John MILIOS (National Technical University of Athens)
The Classical (Ricardian) theory of labour value was introduced as a well-defined
theoretical construct which aimed at expounding the way of functioning of a
capitalist economy. According to it, value should be identified with the quantity
of labour expended on the production of a commodity, and could be measured separately
for each one commodity and independently of money.
However, not only commodities, but also all other forms of useful things that
have ever been produced in human history were (and will always be) products
of labour. Useful things become commodities, hence values and exchange values,
not simply because they are products of labour but because they are products
of what Karl Marl defined as abstract labour, i.e. labour which is performed
within the framework of the capitalist mode of production.
The Marxian approach is a new complex theoretical construct, which replaces
the Classical semi-empirical category of "labour expended" with a monetary theory
of value: Value is a specific social relation manifesting itself in money. The
value of a commodity cannot be determined as such, but only through its form
of appearance; it cannot be determined in isolation but only in relation with
all other commodities in the exchange process. This exchange-value relation
is expressed through money, which thus becomes the most general form of appearance
of capital.

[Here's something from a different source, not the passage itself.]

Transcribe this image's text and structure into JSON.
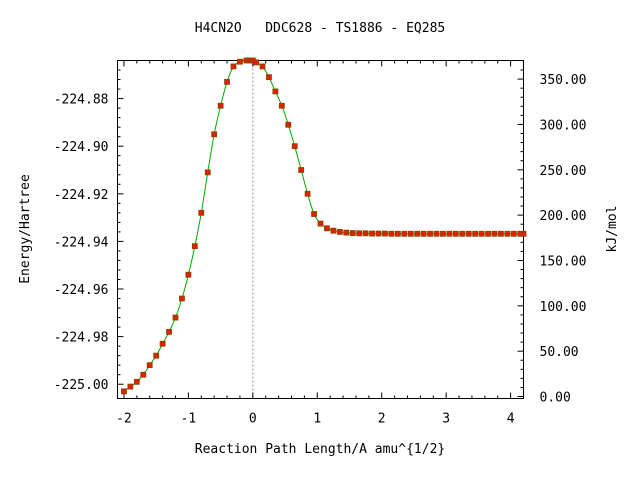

Value is the key notion which deciphers what capital and money is.
It does not belong to the world of empirically detectable (and measurable) quantities;
only money does.
The Marxian monetary theory of value allows the comprehension of the endogeneity
and non-neutrality of money: Money is not the representative of a commodity
or a formal (exogenously issued by a certain authority), but the "embodiment"
of the capital relation: It is thus created in accordance with the process of
expanded reproduction of this relation.